When Senator Paul Sarbanes and representative Michael Oxley wove their merry web of reforms aimed at tightening up regulation of SEC registered companies, the net they created was cast far and wide and many Bermuda-based companies were caught.
One of the key aims of the proposed rules is to ensure independence of auditors and to make sure that they can carry out investigation of a company's books without interference from management.
One high profile regulation requires the chief executive officer and chief financial officer to sign off on any financial statements or filings. The proposed rules also include a whistle blowing provision which requires an attorney to report any misdeeds to the SEC.
Until last week, it was not clear whether local Bermuda law firms would be covered by the new attorney conduct regulations, including the whistle blowing provision.
However the SEC has now finalised some of the regulations and the good news for Bermuda lawyers is that the rule does not apply to a foreign attorney who is:
1. admitted to practice in a jurisdiction outside the US;
2. does not hold themselves out as practising or giving legal advice regarding US law; and
3. is involved in a filing only incidentally or in consultation with US legal counsel.
This indicates that most local lawyers in private practice would not be covered. However, there remains a degree of uncertainty about in-house lawyers working at SEC registered Bermuda-based companies.
The Bank of Bermuda's legal counsel, Lori Monk, said that the bank would be reviewing which of its in-house lawyers are covered under the rules and would introduce appropriate guidelines. Ms Monk recently gave a lecture to local law firm Conyers Dill & Pearman about the broader implications of the Act.
Since the proposed rules were announced last summer, there have been several presentations on the subject within the business community.

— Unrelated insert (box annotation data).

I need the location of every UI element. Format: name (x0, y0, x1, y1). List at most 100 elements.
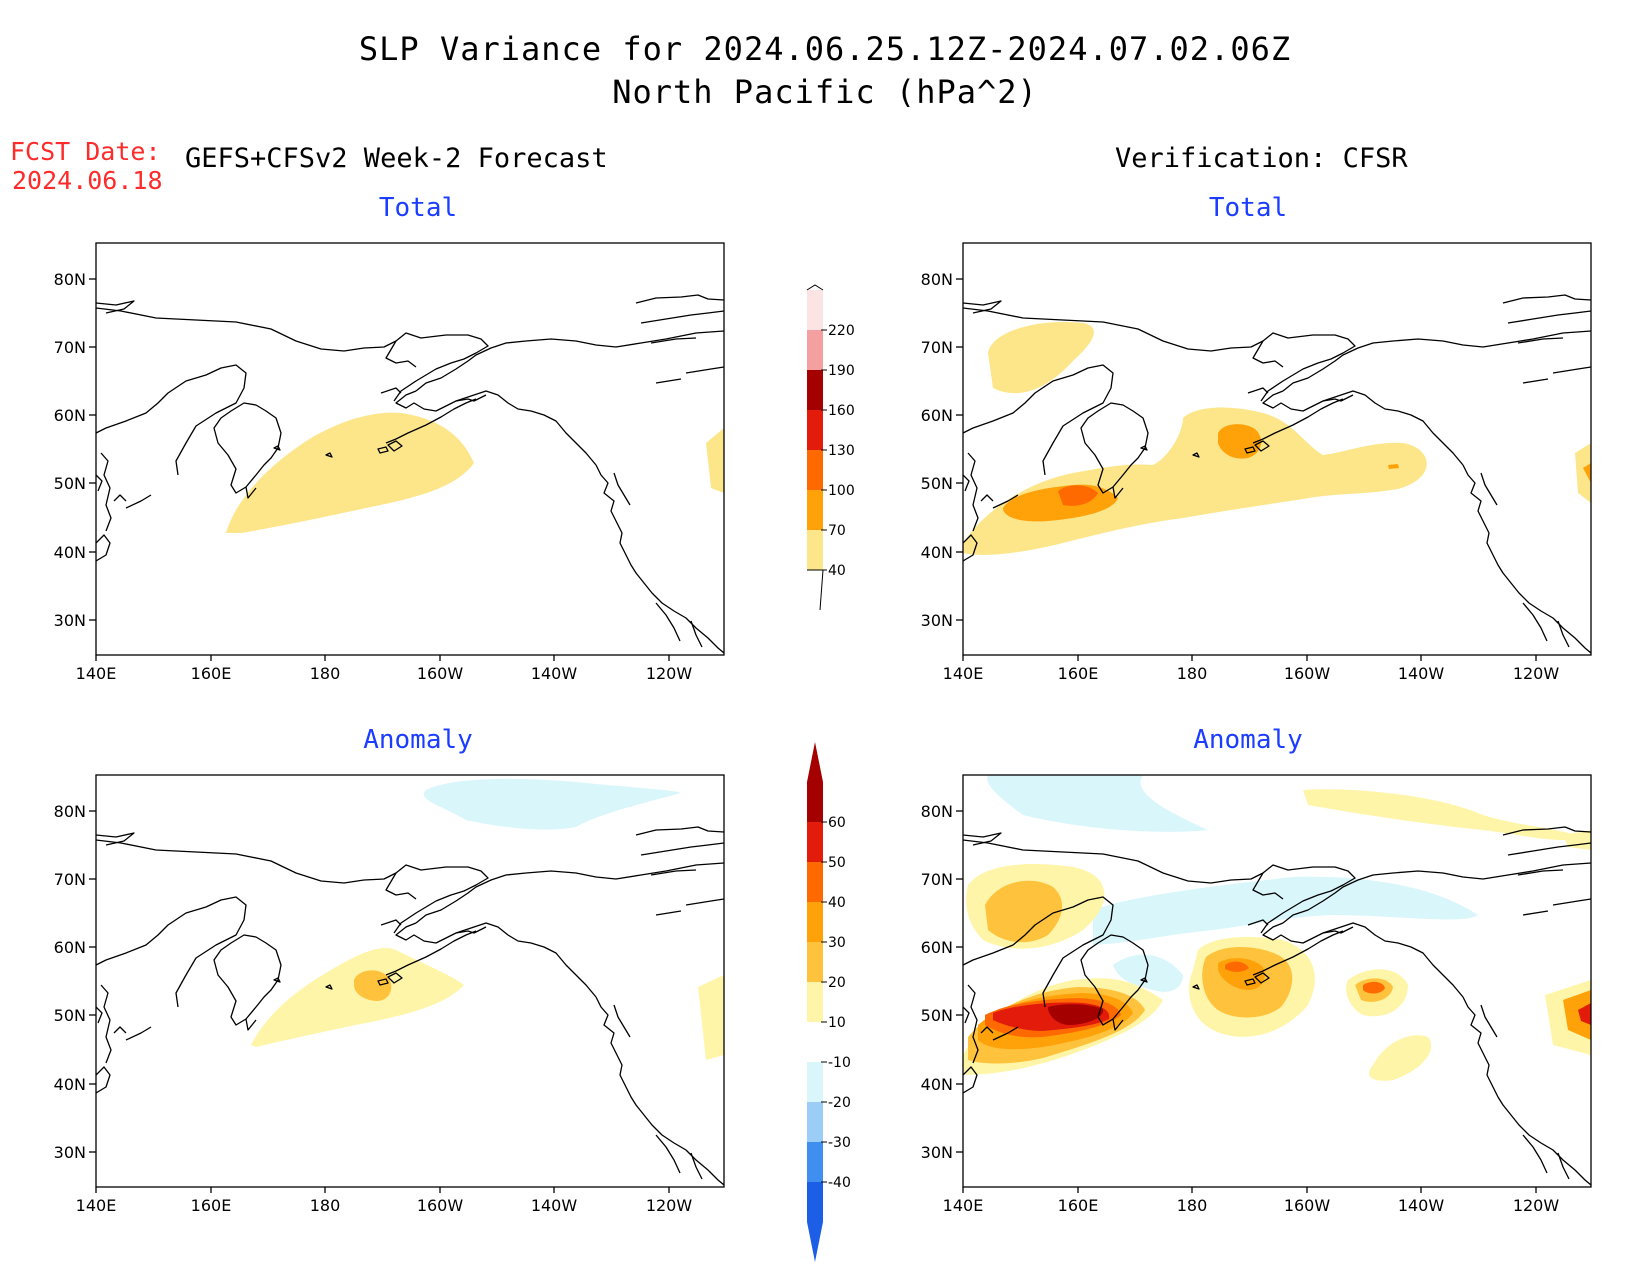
forecast-total-title: Total (378, 193, 458, 223)
forecast-anomaly-negative-contour (423, 778, 681, 830)
lon-tick-label: 160W (417, 1196, 464, 1215)
colorbar-anomaly-segment (807, 1022, 823, 1062)
lon-tick-label: 140E (76, 664, 117, 683)
lat-tick-label: 50N (54, 1006, 86, 1025)
verification-anomaly-title: Anomaly (1193, 725, 1303, 755)
forecast-anomaly-contour-20 (354, 970, 392, 1001)
verification-anomaly-map (955, 774, 1592, 1194)
colorbar-total-label: 190 (828, 363, 855, 379)
lat-tick-label: 40N (54, 543, 86, 562)
colorbar-total-segment (807, 530, 823, 570)
verification-anomaly-contour-10-north (1303, 789, 1583, 840)
lat-tick-label: 30N (921, 1143, 953, 1162)
colorbar-anomaly-top-arrow (807, 742, 823, 782)
verification-anomaly-contour-east-50 (1578, 1003, 1591, 1025)
forecast-total-map (88, 242, 725, 662)
verification-total-variance-contour-east (1575, 443, 1591, 503)
lat-tick-label: 30N (921, 611, 953, 630)
colorbar-total-segment (807, 290, 823, 330)
colorbar-anomaly-bottom-arrow (807, 1222, 823, 1262)
lon-tick-label: 120W (1513, 1196, 1560, 1215)
lat-tick-label: 40N (921, 1075, 953, 1094)
verification-anomaly-negative-north (987, 775, 1208, 832)
lat-tick-label: 60N (54, 938, 86, 957)
verification-anomaly-contour-30-central (1363, 981, 1385, 994)
forecast-anomaly-contour-east (698, 975, 724, 1060)
colorbar-total-label: 220 (828, 323, 855, 339)
forecast-anomaly-contour-10 (251, 947, 464, 1047)
colorbar-anomaly-label: 60 (828, 815, 846, 831)
fcst-label: FCST Date: (10, 137, 161, 166)
lon-tick-label: 140W (1398, 664, 1445, 683)
forecast-header: GEFS+CFSv2 Week-2 Forecast (185, 143, 608, 174)
verification-total-variance-contour-100 (1058, 485, 1098, 506)
verification-anomaly-contour-60-west (1048, 1004, 1104, 1025)
colorbar-total-label: 160 (828, 403, 855, 419)
lon-tick-label: 160W (417, 664, 464, 683)
lon-tick-label: 120W (646, 1196, 693, 1215)
lon-tick-label: 120W (646, 664, 693, 683)
lon-tick-label: 180 (1177, 664, 1208, 683)
lon-tick-label: 140W (1398, 1196, 1445, 1215)
colorbar-anomaly: -40 -30 -20 -10 10 20 30 40 50 60 (807, 742, 851, 1262)
colorbar-anomaly-segment (807, 1062, 823, 1102)
verification-anomaly-contour-east-30 (1563, 990, 1591, 1040)
forecast-anomaly-title: Anomaly (363, 725, 473, 755)
verification-total-variance-contour-band (963, 407, 1427, 555)
colorbar-anomaly-label: -20 (828, 1095, 851, 1111)
lon-tick-label: 140W (531, 664, 578, 683)
colorbar-anomaly-label: 50 (828, 855, 846, 871)
main-title: SLP Variance for 2024.06.25.12Z-2024.07.… (358, 30, 1292, 68)
colorbar-anomaly-label: 20 (828, 975, 846, 991)
fcst-date: 2024.06.18 (12, 166, 163, 195)
lat-tick-label: 60N (921, 406, 953, 425)
colorbar-anomaly-segment (807, 782, 823, 822)
colorbar-anomaly-segment (807, 1182, 823, 1222)
colorbar-total-label: 130 (828, 443, 855, 459)
lat-tick-label: 30N (54, 611, 86, 630)
colorbar-total-segment (807, 410, 823, 450)
lon-tick-label: 160E (191, 664, 232, 683)
colorbar-anomaly-label: -40 (828, 1175, 851, 1191)
forecast-anomaly-map (88, 774, 725, 1194)
verification-header: Verification: CFSR (1115, 143, 1408, 174)
lat-tick-label: 60N (921, 938, 953, 957)
lon-tick-label: 140E (76, 1196, 117, 1215)
lon-tick-label: 140E (943, 664, 984, 683)
colorbar-total-segment (807, 490, 823, 530)
forecast-total-variance-contour-east (706, 428, 724, 493)
colorbar-anomaly-segment (807, 942, 823, 982)
colorbar-anomaly-segment (807, 902, 823, 942)
colorbar-total-segment (807, 330, 823, 370)
lat-tick-label: 80N (54, 802, 86, 821)
colorbar-total-segment (807, 450, 823, 490)
lat-tick-label: 50N (921, 1006, 953, 1025)
lat-tick-label: 30N (54, 1143, 86, 1162)
lon-tick-label: 140W (531, 1196, 578, 1215)
verification-total-variance-contour-70b (1218, 424, 1262, 459)
colorbar-anomaly-segment (807, 1102, 823, 1142)
lon-tick-label: 160E (1058, 664, 1099, 683)
lon-tick-label: 160W (1284, 1196, 1331, 1215)
verification-total-variance-contour-east-70 (1583, 463, 1591, 483)
verification-anomaly-contour-10-southeast (1369, 1035, 1432, 1081)
verification-total-title: Total (1208, 193, 1288, 223)
colorbar-total-label: 100 (828, 483, 855, 499)
lat-tick-label: 70N (54, 338, 86, 357)
lat-tick-label: 50N (54, 474, 86, 493)
lon-tick-label: 180 (310, 664, 341, 683)
colorbar-anomaly-label: 10 (828, 1015, 846, 1031)
colorbar-anomaly-label: -10 (828, 1055, 851, 1071)
colorbar-anomaly-segment (807, 862, 823, 902)
verification-anomaly-negative-west (1113, 954, 1183, 992)
colorbar-anomaly-label: 40 (828, 895, 846, 911)
colorbar-anomaly-segment (807, 1142, 823, 1182)
forecast-total-variance-contour (226, 412, 474, 533)
lat-tick-label: 70N (921, 338, 953, 357)
lon-tick-label: 160E (191, 1196, 232, 1215)
lat-tick-label: 70N (921, 870, 953, 889)
verification-total-variance-contour-arctic (988, 322, 1094, 394)
lat-tick-label: 80N (54, 270, 86, 289)
lon-tick-label: 180 (310, 1196, 341, 1215)
lat-tick-label: 40N (54, 1075, 86, 1094)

KPMG `s Alan Goldstein and Richard Lightowler gave a presentation to their clients in October, Alan Thompson, chief executive officer at the Bank of Butterfield, recently talked to the Bermuda Society of Internal Auditors about Sarbanes-Oxley as the "challenge of the moment"; and Christine Patton, general counsel at PartnerRe gave a presentation last year to the local Bar Association. Most of the financial services companies and US listed companies based in Bermuda have recognised the requirements and are assessing the implications.

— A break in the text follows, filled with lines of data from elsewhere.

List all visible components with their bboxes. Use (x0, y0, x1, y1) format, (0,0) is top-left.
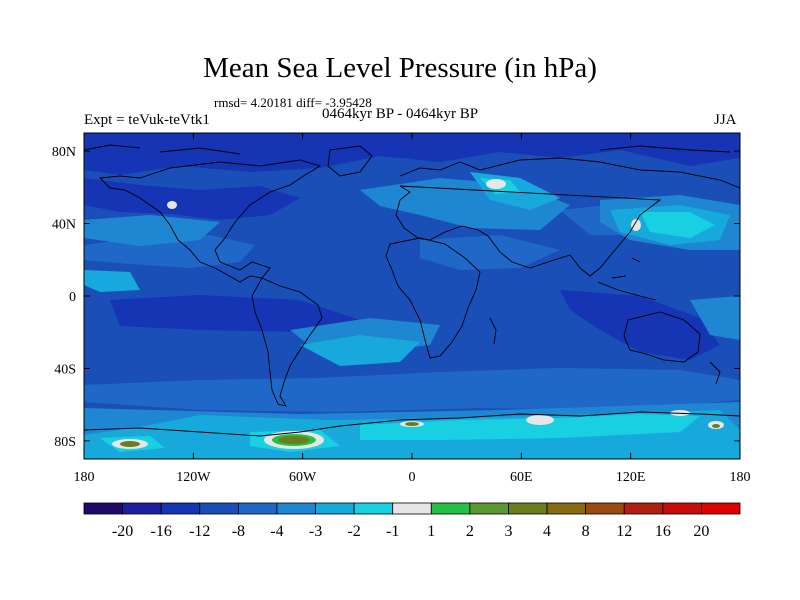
colorbar-label: -20 (112, 523, 133, 540)
colorbar-swatch (392, 502, 432, 515)
x-tick-label: 60W (289, 470, 317, 485)
colorbar-label: -4 (270, 523, 283, 540)
colorbar-label: 12 (616, 523, 632, 540)
x-tick-label: 120W (176, 470, 211, 485)
positive-regions (120, 422, 720, 447)
colorbar-label: 20 (693, 523, 709, 540)
colorbar-label: 2 (466, 523, 474, 540)
x-tick-label: 60E (510, 470, 533, 485)
map-plot-area (84, 133, 740, 459)
colorbar-swatch (585, 502, 625, 515)
colorbar-swatch (623, 502, 664, 515)
stats-label: rmsd= 4.20181 diff= -3.95428 (214, 95, 372, 110)
colorbar-swatch (701, 502, 741, 515)
colorbar-swatch (508, 502, 548, 515)
colorbar-swatch (315, 502, 355, 515)
colorbar-label: -8 (232, 523, 245, 540)
y-tick-label: 80N (52, 145, 76, 160)
y-tick-label: 0 (69, 290, 76, 305)
period-label: 0464kyr BP - 0464kyr BP (322, 106, 479, 122)
colorbar-swatch (160, 502, 201, 515)
colorbar-swatch (83, 502, 123, 515)
y-tick-label: 40N (52, 218, 76, 233)
colorbar-swatch (199, 502, 239, 515)
colorbar-swatch (430, 502, 471, 515)
chart-title: Mean Sea Level Pressure (in hPa) (203, 52, 597, 84)
colorbar-label: 3 (504, 523, 512, 540)
colorbar-label: -2 (347, 523, 360, 540)
season-label: JJA (714, 112, 737, 128)
colorbar-label: 4 (543, 523, 551, 540)
latitude-axis: 80N 40N 0 40S 80S (52, 145, 740, 450)
colorbar-label: 8 (582, 523, 590, 540)
x-tick-label: 0 (409, 470, 416, 485)
colorbar-swatch (662, 502, 702, 515)
colorbar-swatch (469, 502, 509, 515)
coastlines (84, 144, 740, 437)
colorbar-label: -3 (309, 523, 322, 540)
longitude-axis: 180 120W 60W 0 60E 120E 180 (74, 133, 751, 485)
colorbar-label: -12 (189, 523, 210, 540)
colorbar-label: -1 (386, 523, 399, 540)
colorbar-label: -16 (151, 523, 172, 540)
experiment-label: Expt = teVuk-teVtk1 (84, 112, 210, 128)
colorbar-swatch (276, 502, 316, 515)
colorbar-swatch (122, 502, 162, 515)
colorbar-label: 1 (427, 523, 435, 540)
colorbar-label: 16 (655, 523, 671, 540)
x-tick-label: 120E (616, 470, 646, 485)
colorbar-swatch (546, 502, 587, 515)
colorbar-swatch (237, 502, 278, 515)
colorbar: -20 -16 -12 -8 -4 -3 -2 -1 1 2 3 4 8 12 16 20 (83, 502, 741, 540)
colorbar-swatch (353, 502, 394, 515)
y-tick-label: 40S (54, 362, 76, 377)
y-tick-label: 80S (54, 435, 76, 450)
x-tick-label: 180 (730, 470, 751, 485)
x-tick-label: 180 (74, 470, 95, 485)
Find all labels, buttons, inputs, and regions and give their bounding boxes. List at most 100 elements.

The president of The Institute of Chartered Accountants of Bermuda, (ICAB), Andrew Parsons, said that on the whole, Bermuda-based US listed companies would be covered by Sarbanes-Oxley regulations. "It will mean a greater duty of care for boards of directors, management and auditors," he said.
Last April the ICAB formed a special task force to review the new SEC requirements as well as the requirements of the new Canadian Public Accountability Board.
The task force has not yet completed its report and although they have formulated certain recommendations, these have yet to be made public.